Dukes Scott, director at the state Office of Regulatory Staff, said his agency and public interest groups could use the Bechtel report’s findings to challenge any request by SCE&G to recover the rest of the money it has spent on the V.C. Summer project. “Potentially, it would be something we would want to look at.’’
Under a 2007 state law, SCE&G needs the Public Service Commission’s approval to abandon the project and recover the $4.9 billion it has spent building the plant.
To get that approval, SCE&G must show that walking away from the nuclear project was “prudent.’’ That is a legal term that essentially means a company’s actions were reasonable, based on what was known at the time.
Should the PSC say the abandonment was prudent, that could pave the way for SCE&G to raise customers’ rates without the public having a chance to stop the rate hikes.
But critics, including environmental groups, say SCE&G didn’t spend the money wisely, meaning its costs were not prudent.
Bob Guild, a lawyer representing the Sierra Club, said the Bechtel report will make it difficult for SCE&G to justify any request before the PSC to raise rates to cover its V.C. Summer expansion project costs. “This is fatal to SCE&G in forcing ratepayers to pay abandonment costs.”
The Bechtel report also might allow SCE&G’s customers to recover some of the $1.7 billion they already have paid in higher rates for the project, Guild said. The Sierra Club and Friends of the Earth are seeking refunds as part of a case they have filed with the PSC.
Guild said the Bechtel report indicates to him that SCE&G misled the PSC. In late 2016, he added, the PSC signed off on an agreement that allowed a budget increase for the project without being told about problems outlined in the Bechtel report, which had been completed earlier in the year.
“SCE&G is going to have a hard time saying that they acted prudently,’’ said Frank Knapp, who heads the S.C. Small Business Chamber of Commerce.
“Those failures, that poor business judgment, shouldn’t fall on the ratepayers,” said state Rep.

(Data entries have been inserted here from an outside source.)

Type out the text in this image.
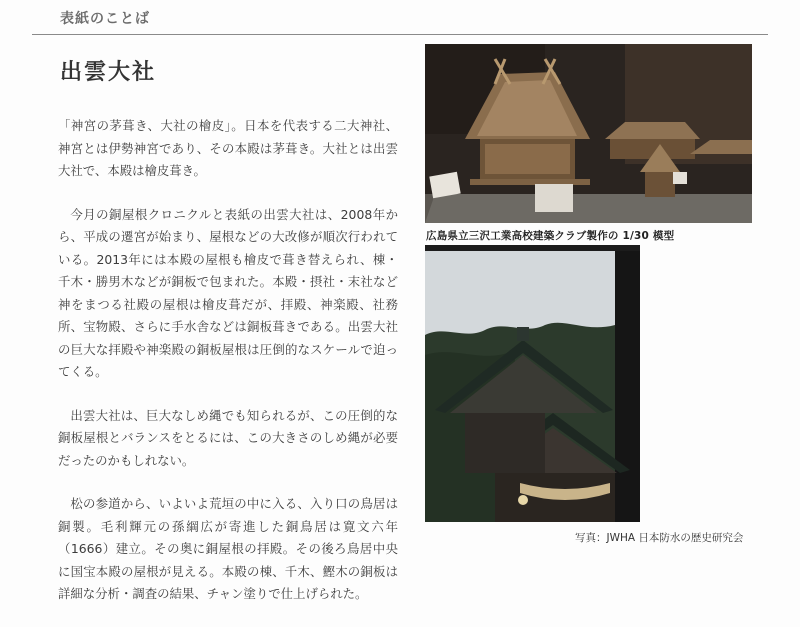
表紙のことば
出雲大社

「神宮の茅葺き、大社の檜皮」。日本を代表する二大神社、神宮とは伊勢神宮であり、その本殿は茅葺き。大社とは出雲大社で、本殿は檜皮葺き。

今月の銅屋根クロニクルと表紙の出雲大社は、2008年から、平成の遷宮が始まり、屋根などの大改修が順次行われている。2013年には本殿の屋根も檜皮で葺き替えられ、棟・千木・勝男木などが銅板で包まれた。本殿・摂社・末社など神をまつる社殿の屋根は檜皮葺だが、拝殿、神楽殿、社務所、宝物殿、さらに手水舎などは銅板葺きである。出雲大社の巨大な拝殿や神楽殿の銅板屋根は圧倒的なスケールで迫ってくる。

出雲大社は、巨大なしめ縄でも知られるが、この圧倒的な銅板屋根とバランスをとるには、この大きさのしめ縄が必要だったのかもしれない。

松の参道から、いよいよ荒垣の中に入る、入り口の鳥居は銅製。毛利輝元の孫綱広が寄進した銅鳥居は寛文六年（1666）建立。その奥に銅屋根の拝殿。その後ろ鳥居中央に国宝本殿の屋根が見える。本殿の棟、千木、鰹木の銅板は詳細な分析・調査の結果、チャン塗りで仕上げられた。

広島県立三沢工業高校建築クラブ製作の 1/30 模型
写真：JWHA 日本防水の歴史研究会
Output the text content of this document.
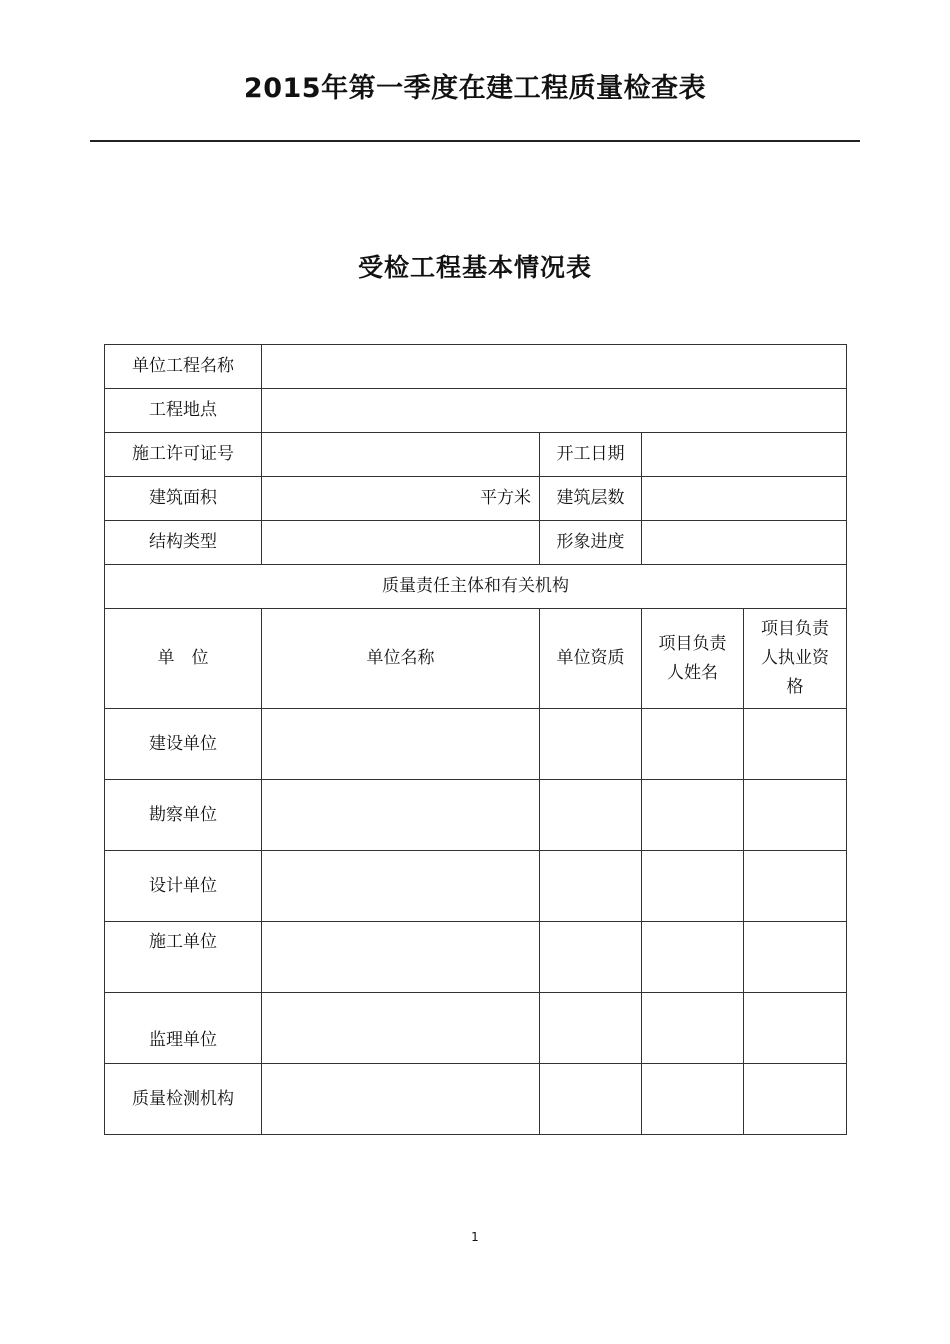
2015年第一季度在建工程质量检查表
受检工程基本情况表
单位工程名称				
工程地点				
施工许可证号		开工日期		
建筑面积	平方米	建筑层数		
结构类型		形象进度		
质量责任主体和有关机构				
单　位	单位名称	单位资质	项目负责人姓名	项目负责人执业资格
建设单位				
勘察单位				
设计单位				
施工单位				
监理单位				
质量检测机构				
1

James Smith, D-Richland. “As more and more information gets out about exactly what happened, the worse it looks for SCANA and Santee Cooper.”
SCE&G says it took steps to address problems that it and Santee Cooper identified during the nuclear construction.
But legislators say the Bechtel report shows the utility did not appropriately respond to the problems.
“The best thing that could happen to SCANA would be Michael Jackson dying again,” Finlay said. “There has got to be something to divert the attention because there is just no way around this.”